Recorded: 4.09.1949 (1, 2); 24.07.1952 (9); 27.05.1953 (15, 19, 20, 25); 6.07.1953 (11, 16, 17, 21, 26, 27); 10.07.1953 (14, 18, 23, 24, 29); 25.07.1953 (13, 22, 28); 27.05.1955 (10, 12); 7.07.1958 (7); 21.07.1958 (8); 30.10.1958 (6); 8.12.1969 (3-5)
by James Leonard
Why would anyone other than dedicated fans of Soviet pianists be interested in the 13th and final volume in Vista Vera's series called The Legacy of Maria Yudina? After all, her fans will already know the aesthetic austerity, the spiritual severity, and the uncompromising musicality of Yudina's playing from the previous 12 volumes in the series, and they will perforce have to get this volume, too. But why would non-Yudina fans go for it? It certainly wouldn't be for the sound. Recorded live in the USSR between 1949 and 1969 but mostly between 1952 and 1958, the recordings are at best dim and dull and at worst hard and harsh.
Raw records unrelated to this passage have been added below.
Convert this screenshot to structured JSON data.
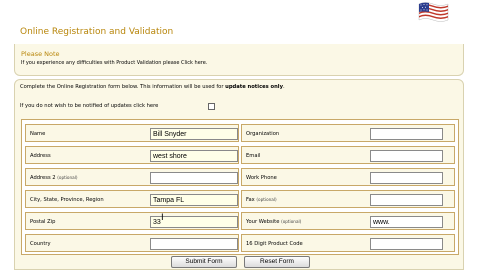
{
  "header": {
    "title": "Online Registration and Validation",
    "flag_icon": "us-flag-icon"
  },
  "note": {
    "title": "Please Note",
    "text": "If you experience any difficulties with Product Validation please Click here."
  },
  "form": {
    "intro_prefix": "Complete the Online Registration form below. This information will be used for ",
    "intro_bold": "update notices only",
    "intro_suffix": ".",
    "optout_label": "If you do not wish to be notified of updates click here",
    "optout_checked": false,
    "rows": [
      {
        "left": {
          "label": "Name",
          "optional": "",
          "value": "Bill Snyder"
        },
        "right": {
          "label": "Organization",
          "optional": "",
          "value": ""
        }
      },
      {
        "left": {
          "label": "Address",
          "optional": "",
          "value": "west shore"
        },
        "right": {
          "label": "Email",
          "optional": "",
          "value": ""
        }
      },
      {
        "left": {
          "label": "Address 2 ",
          "optional": "(optional)",
          "value": ""
        },
        "right": {
          "label": "Work Phone",
          "optional": "",
          "value": ""
        }
      },
      {
        "left": {
          "label": "City, State, Province, Region",
          "optional": "",
          "value": "Tampa FL"
        },
        "right": {
          "label": "Fax ",
          "optional": "(optional)",
          "value": ""
        }
      },
      {
        "left": {
          "label": "Postal Zip",
          "optional": "",
          "value": "33"
        },
        "right": {
          "label": "Your Website ",
          "optional": "(optional)",
          "value": "www."
        }
      },
      {
        "left": {
          "label": "Country",
          "optional": "",
          "value": ""
        },
        "right": {
          "label": "16 Digit Product Code",
          "optional": "",
          "value": ""
        }
      }
    ],
    "submit_label": "Submit Form",
    "reset_label": "Reset Form"
  }
}
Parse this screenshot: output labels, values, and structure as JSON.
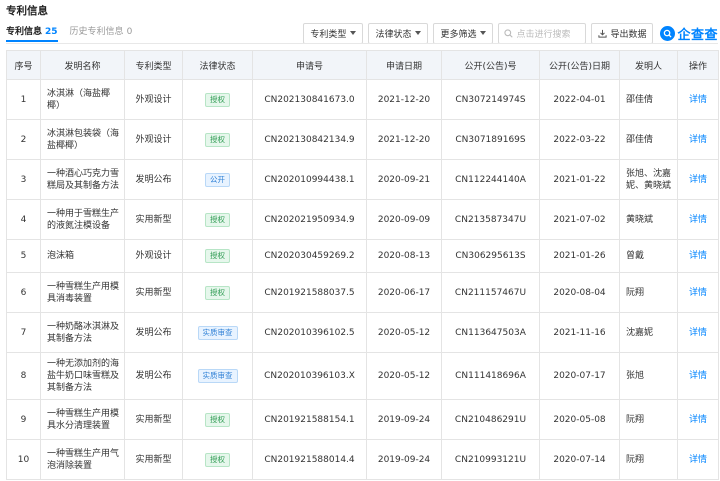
{
  "section_title": "专利信息",
  "tabs": [
    {
      "label": "专利信息",
      "count": "25",
      "active": true
    },
    {
      "label": "历史专利信息",
      "count": "0",
      "active": false
    }
  ],
  "toolbar": {
    "type_filter": "专利类型",
    "status_filter": "法律状态",
    "more_filter": "更多筛选",
    "search_placeholder": "点击进行搜索",
    "export_label": "导出数据",
    "logo_text": "企查查"
  },
  "table": {
    "headers": [
      "序号",
      "发明名称",
      "专利类型",
      "法律状态",
      "申请号",
      "申请日期",
      "公开(公告)号",
      "公开(公告)日期",
      "发明人",
      "操作"
    ],
    "rows": [
      {
        "no": "1",
        "name": "冰淇淋（海盐椰椰）",
        "type": "外观设计",
        "status": "授权",
        "status_kind": "grant",
        "app_no": "CN202130841673.0",
        "app_date": "2021-12-20",
        "pub_no": "CN307214974S",
        "pub_date": "2022-04-01",
        "inventor": "邵佳倩",
        "action": "详情"
      },
      {
        "no": "2",
        "name": "冰淇淋包装袋（海盐椰椰）",
        "type": "外观设计",
        "status": "授权",
        "status_kind": "grant",
        "app_no": "CN202130842134.9",
        "app_date": "2021-12-20",
        "pub_no": "CN307189169S",
        "pub_date": "2022-03-22",
        "inventor": "邵佳倩",
        "action": "详情"
      },
      {
        "no": "3",
        "name": "一种酒心巧克力雪糕局及其制备方法",
        "type": "发明公布",
        "status": "公开",
        "status_kind": "public",
        "app_no": "CN202010994438.1",
        "app_date": "2020-09-21",
        "pub_no": "CN112244140A",
        "pub_date": "2021-01-22",
        "inventor": "张旭、沈嘉妮、黄晓斌",
        "action": "详情"
      },
      {
        "no": "4",
        "name": "一种用于雪糕生产的液氮注模设备",
        "type": "实用新型",
        "status": "授权",
        "status_kind": "grant",
        "app_no": "CN202021950934.9",
        "app_date": "2020-09-09",
        "pub_no": "CN213587347U",
        "pub_date": "2021-07-02",
        "inventor": "黄晓斌",
        "action": "详情"
      },
      {
        "no": "5",
        "name": "泡沫箱",
        "type": "外观设计",
        "status": "授权",
        "status_kind": "grant",
        "app_no": "CN202030459269.2",
        "app_date": "2020-08-13",
        "pub_no": "CN306295613S",
        "pub_date": "2021-01-26",
        "inventor": "曾戴",
        "action": "详情"
      },
      {
        "no": "6",
        "name": "一种雪糕生产用模具消毒装置",
        "type": "实用新型",
        "status": "授权",
        "status_kind": "grant",
        "app_no": "CN201921588037.5",
        "app_date": "2020-06-17",
        "pub_no": "CN211157467U",
        "pub_date": "2020-08-04",
        "inventor": "阮翔",
        "action": "详情"
      },
      {
        "no": "7",
        "name": "一种奶酪冰淇淋及其制备方法",
        "type": "发明公布",
        "status": "实质审查",
        "status_kind": "review",
        "app_no": "CN202010396102.5",
        "app_date": "2020-05-12",
        "pub_no": "CN113647503A",
        "pub_date": "2021-11-16",
        "inventor": "沈嘉妮",
        "action": "详情"
      },
      {
        "no": "8",
        "name": "一种无添加剂的海盐牛奶口味雪糕及其制备方法",
        "type": "发明公布",
        "status": "实质审查",
        "status_kind": "review",
        "app_no": "CN202010396103.X",
        "app_date": "2020-05-12",
        "pub_no": "CN111418696A",
        "pub_date": "2020-07-17",
        "inventor": "张旭",
        "action": "详情"
      },
      {
        "no": "9",
        "name": "一种雪糕生产用模具水分清理装置",
        "type": "实用新型",
        "status": "授权",
        "status_kind": "grant",
        "app_no": "CN201921588154.1",
        "app_date": "2019-09-24",
        "pub_no": "CN210486291U",
        "pub_date": "2020-05-08",
        "inventor": "阮翔",
        "action": "详情"
      },
      {
        "no": "10",
        "name": "一种雪糕生产用气泡消除装置",
        "type": "实用新型",
        "status": "授权",
        "status_kind": "grant",
        "app_no": "CN201921588014.4",
        "app_date": "2019-09-24",
        "pub_no": "CN210993121U",
        "pub_date": "2020-07-14",
        "inventor": "阮翔",
        "action": "详情"
      }
    ]
  },
  "colors": {
    "accent": "#0084ff",
    "grant": "#2e9b52",
    "public": "#2f80d6",
    "header_bg": "#f2f5f9"
  }
}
They would go for it, of course, for the performances. In this program of works by Mussorgsky, Medtner, and Prokofiev, Yudina does what she does best -- breathes into music the kind of life that makes it transcendent. In the two longest works here -- Medtner's three-movement Sonata-Triad and Prokofiev's 20-movement Visions Fugitives -- Yudina turns the ardent romanticism of the former into a passionate confession of emotion and the elusive modernism of the latter into a series of evanescent poems on the twin subjects of eternity and infinity. In Prokofiev's transcription of Romeo and Juliet Before Parting from the eponymous ballet, she brings universality to a hymn of adolescent love. And those aren't even the best performances on the disc -- an honor reserved for the three works by Mussorgsky. Yudina plumbs what are basically salon works -- a Meditation and an Album Leaf -- for genuine profundity reminiscent of late Beethoven. But even better, she takes A. Kamensky's bombastic transcriptions of three moments from the opera Boris Godunov -- &The Holy Fool,& &The Bell Ringing,& and &Glory& -- and discovers in them the whole tragedy of Russia's dark and bloody history. Score-watching listeners should be forewarned that Yudina sometimes misses handfuls of notes and occasionally has a tone like a sledgehammer; but, when it comes to artistic revelations, Yudina has no superior.